BOOK REVIEW , BY KATHRYN ATWOOD
“Darkness Hides the Flowers: A True Story of Holocaust Survival” by Jerry L. Jennings as told by Ida Hoffmann Firestone
“Darkness Hides the Flowers” is a stunning Holocaust memoir on many levels, simultaneously poignant, beautiful, and terrifying. Ida Hoffman was a young teenager forced her to survive alone in Nazi-occupied France and her memoir recounts her decades-old experiences in sharp detail.
There are several things that make this memoir very distinct. One, Ida and her family never formally admitted to being Jewish so they never donned the yellow star. Her father was sent to a concentration camp, not because his ethnicity was discovered but because his Russian background made him suspected of Communist sympathies. The family’s Jewish identity was generally known to their acquaintances, however, but Ida, her mother, and her sisters were rescued by a kind neighbor just minutes before they would have been deported.
Ida and her family were helped by many kind people and almost killed by others and Ida recounts this varied cast of characters in photographic detail. Her first impression of the Germans was that of “some monstrous machine . . . raising and crashing their boots in unison” and “a colony of huge grey ants” but she encountered several more up close, one who, ignorant of their ethnicity, kindly gave them free bread until Ida’s mother countered his arrogant assumption of an easy British victory, and another who was romantically entangled with a French neighbor.

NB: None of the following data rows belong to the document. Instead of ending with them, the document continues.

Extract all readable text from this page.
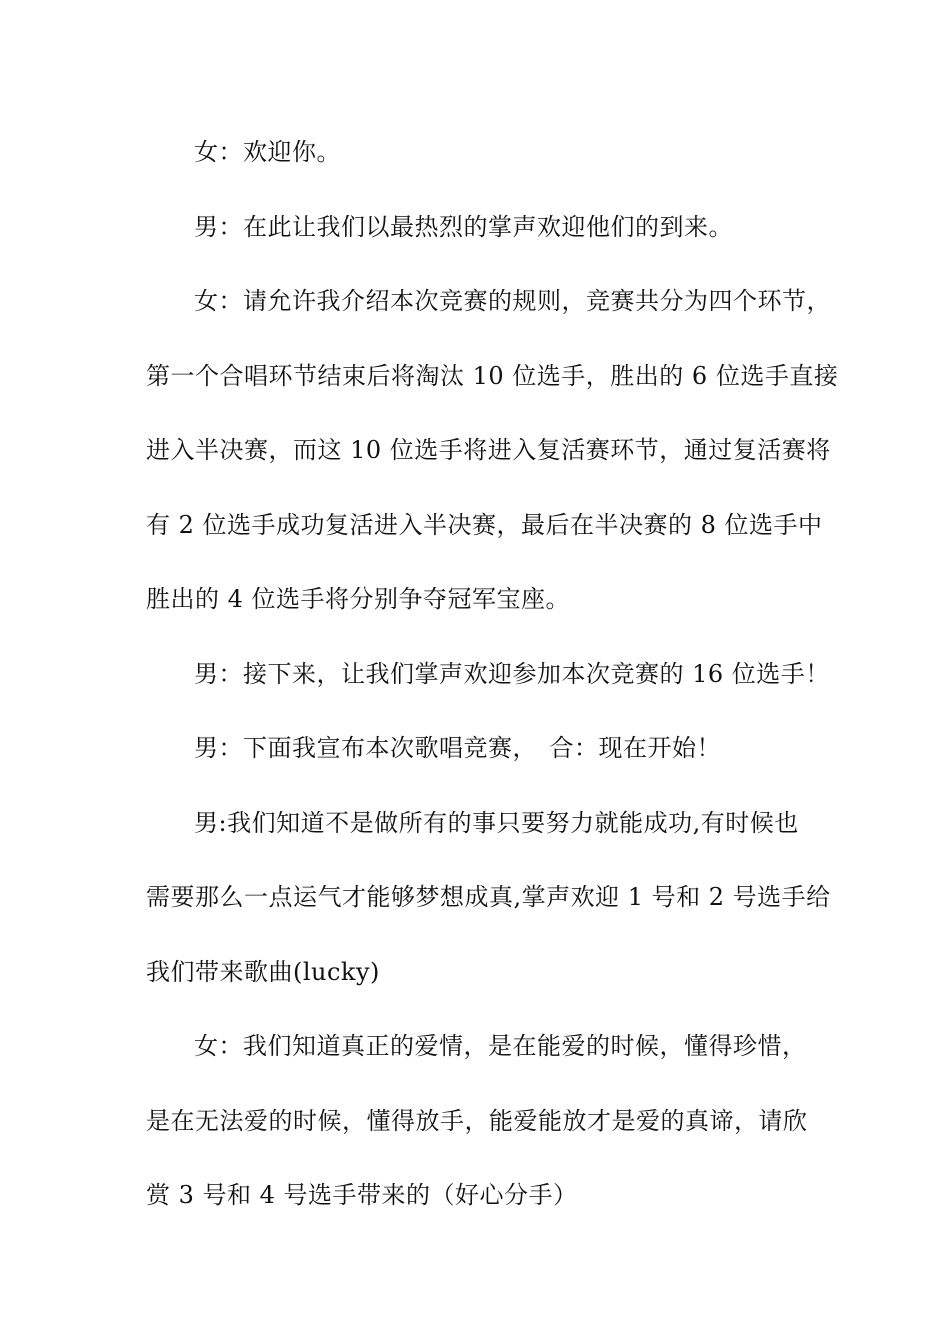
女：欢迎你。
男：在此让我们以最热烈的掌声欢迎他们的到来。
女：请允许我介绍本次竞赛的规则，竞赛共分为四个环节，
第一个合唱环节结束后将淘汰 10 位选手，胜出的 6 位选手直接
进入半决赛，而这 10 位选手将进入复活赛环节，通过复活赛将
有 2 位选手成功复活进入半决赛，最后在半决赛的 8 位选手中
胜出的 4 位选手将分别争夺冠军宝座。
男：接下来，让我们掌声欢迎参加本次竞赛的 16 位选手！
男：下面我宣布本次歌唱竞赛，　合：现在开始！
男:我们知道不是做所有的事只要努力就能成功,有时候也
需要那么一点运气才能够梦想成真,掌声欢迎 1 号和 2 号选手给
我们带来歌曲(lucky)
女：我们知道真正的爱情，是在能爱的时候，懂得珍惜，
是在无法爱的时候，懂得放手，能爱能放才是爱的真谛，请欣
赏 3 号和 4 号选手带来的（好心分手）
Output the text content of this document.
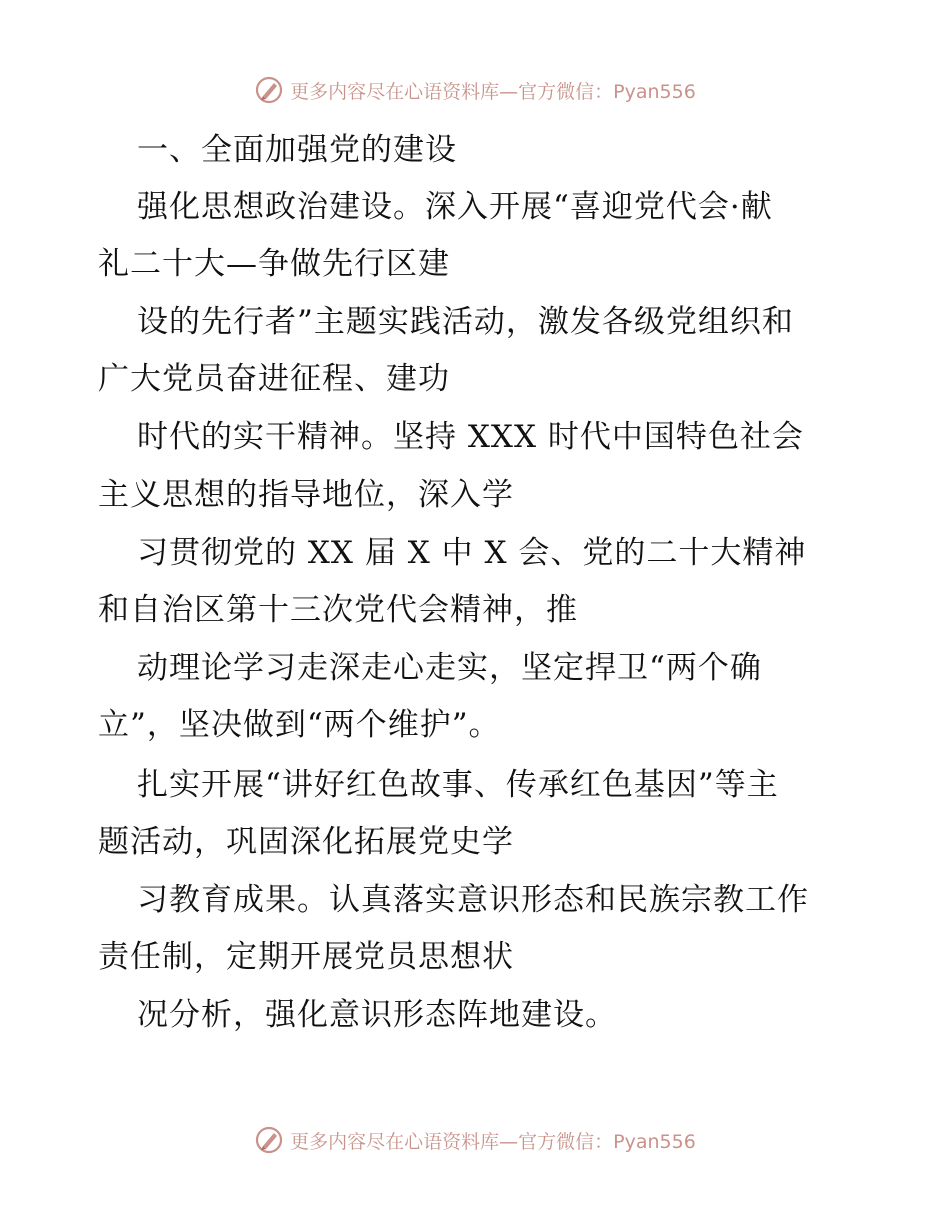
更多内容尽在心语资料库—官方微信：Pyan556
一、全面加强党的建设
强化思想政治建设。深入开展“喜迎党代会·献
礼二十大—争做先行区建
设的先行者”主题实践活动，激发各级党组织和
广大党员奋进征程、建功
时代的实干精神。坚持 XXX 时代中国特色社会
主义思想的指导地位，深入学
习贯彻党的 XX 届 X 中 X 会、党的二十大精神
和自治区第十三次党代会精神，推
动理论学习走深走心走实，坚定捍卫“两个确
立”，坚决做到“两个维护”。
扎实开展“讲好红色故事、传承红色基因”等主
题活动，巩固深化拓展党史学
习教育成果。认真落实意识形态和民族宗教工作
责任制，定期开展党员思想状
况分析，强化意识形态阵地建设。
更多内容尽在心语资料库—官方微信：Pyan556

Her schoolteachers knew she was Jewish and though some had previously expressed their virulent anti-Semitism quite openly, the school’s Dean went out of his way (and put himself in considerable danger) by warning Ida of an impending Jewish round-up. After the family lost their breadwinner to the concentration camp, Ida’s piano teacher, a devout Catholic, risked arrest by continuing Ida’s lessons for free (although giving piano lessons to Jews was illegal) telling Ida that she was “so talented that God would punish me if I did not [continue].”
Shortly after she and her family wound up on a farm that harbored refugees, Ida, without being told why, suddenly became the slave of a rich, heartless Frenchwoman and this part of the story is absolutely nightmarish. Beaten and starved on a daily basis, she was forced to survive on her own when the family went on vacation, locating a series of temporary shelters in the surrounding rural area but in almost every case, keeping her ethnicity a secret. This kept her alive more than once: during a particularly frightening encounter, Ida overheard a farmer referencing the bounty offered by the Germans for escaped Jews in a conversation with his wife: “Ohh, if I could just find myself a Jew we could get a new tractor.” She left the farm night.
The starvation and constant fear nearly killed Ida and her physical and emotional healing took years. No one, not even her family members, wanted to hear about Ida’s experiences and this is a lesser-known but disturbing aspect of Holocaust history: the survivors were supposed to pick up the pieces of their lives, be grateful that they were alive, and above all, never discuss what had happened. Ida remained painfully silent for decades.
After finally coming forward with her story, she met author Jerry L. Jennings and the resultant memoir is illustrated with Ida’s paintings (from memory) of the French countryside where she was forced to wander and contains the poetry that she wrote during her virtual imprisonment.
“Darkness Hides the Flowers” is a beautifully written, powerful page-turner.